Verifying asymptotic of sequence

Question

Let $p\in (0,1), q := 1-p$. Let $k_n$ be a sequence such that $k_n - np \sim c\sqrt{npq}$. I want to show that $$\sqrt{\frac {n}{k_n (n-k_n)}} \sim \frac 1 {\sqrt{npq}}$$ as $n\to\infty$.

Answer 1

First note that $\frac {k_n} n \to p$. Then write ${\sqrt {npq} \frac {\sqrt n} {\sqrt { {k_n(n-k_n)}}}}$ as $\sqrt {pq} \frac 1 {a_n}$ where $a_n=\sqrt { \frac {k_n} n (1-\frac {k_n}n)}$. Can you now see that ${\sqrt {npq} \frac {\sqrt n} {\sqrt { {k_n(n-k_n)}}}} \to 1$?

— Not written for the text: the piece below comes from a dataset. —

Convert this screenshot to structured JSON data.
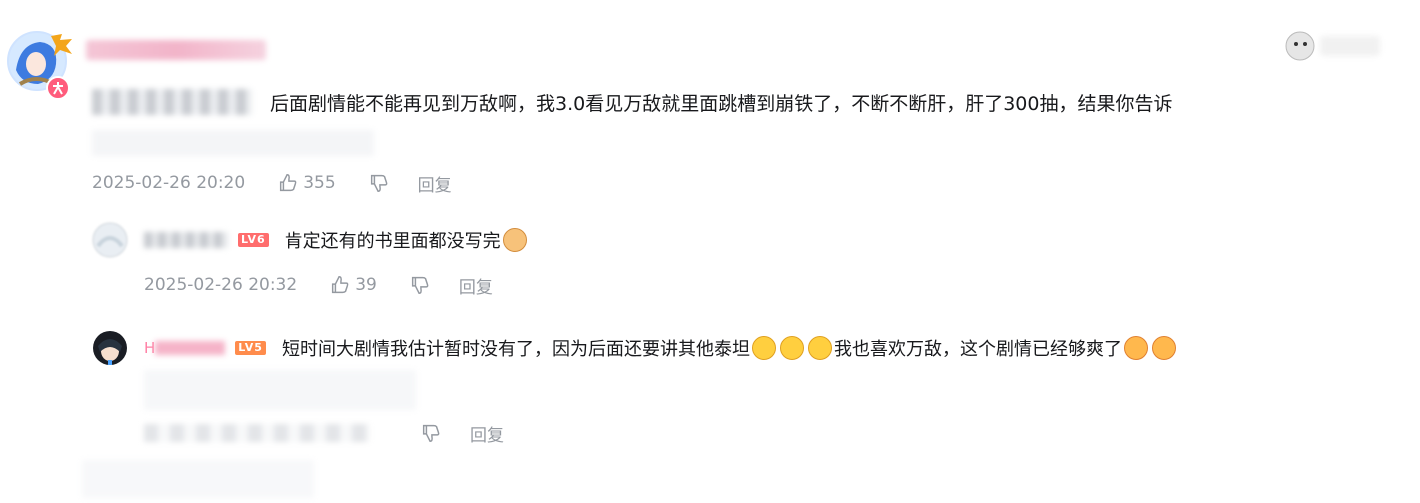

[$\frac {\sqrt {pq}} {\sqrt {p(1-p)}}=1$ because $q=1-p$].

Answer 2

Consider $$A=\sqrt{\frac {n}{k_n (n-k_n)}}\implies A^2 =\frac {n}{k_n (n-k_n)}=\frac n { (c \sqrt{n p q}+n p)(n-np-c \sqrt{n p q })}$$ Now, let $n=\frac 1 {x^2}$ to make $$A^2=-\frac{x^2}{\left(c x \sqrt{p q}+p-1\right) \left(c x \sqrt{p q}+p\right)}$$ Expand the denominator to get $${\left(c x \sqrt{p q}+p-1\right) \left(c x \sqrt{p q}+p\right)}=\left(p^2-p\right)+x \left(2 c p \sqrt{p q}-c \sqrt{p q}\right)+c^2 p q x^2$$ Now, long division to make $$A^2=\frac{x^2}{p-p^2}+\frac{c (2 p-1) \sqrt{p q}}{(p-1)^2 p^2}x^3+O\left(x^4\right)$$ Factor the $x^2$ and continue with Taylor series to get $$A=\frac x{\sqrt{{p-p^2}}} +\frac{c (1-2 p) q }{2 (p-1) \sqrt{p q(p-p^2)}}x^2+O\left(x^3\right)$$ Using $q=1-p$ and truncating, then replace $x$ by $\frac 1 {\sqrt n}$ to get your result.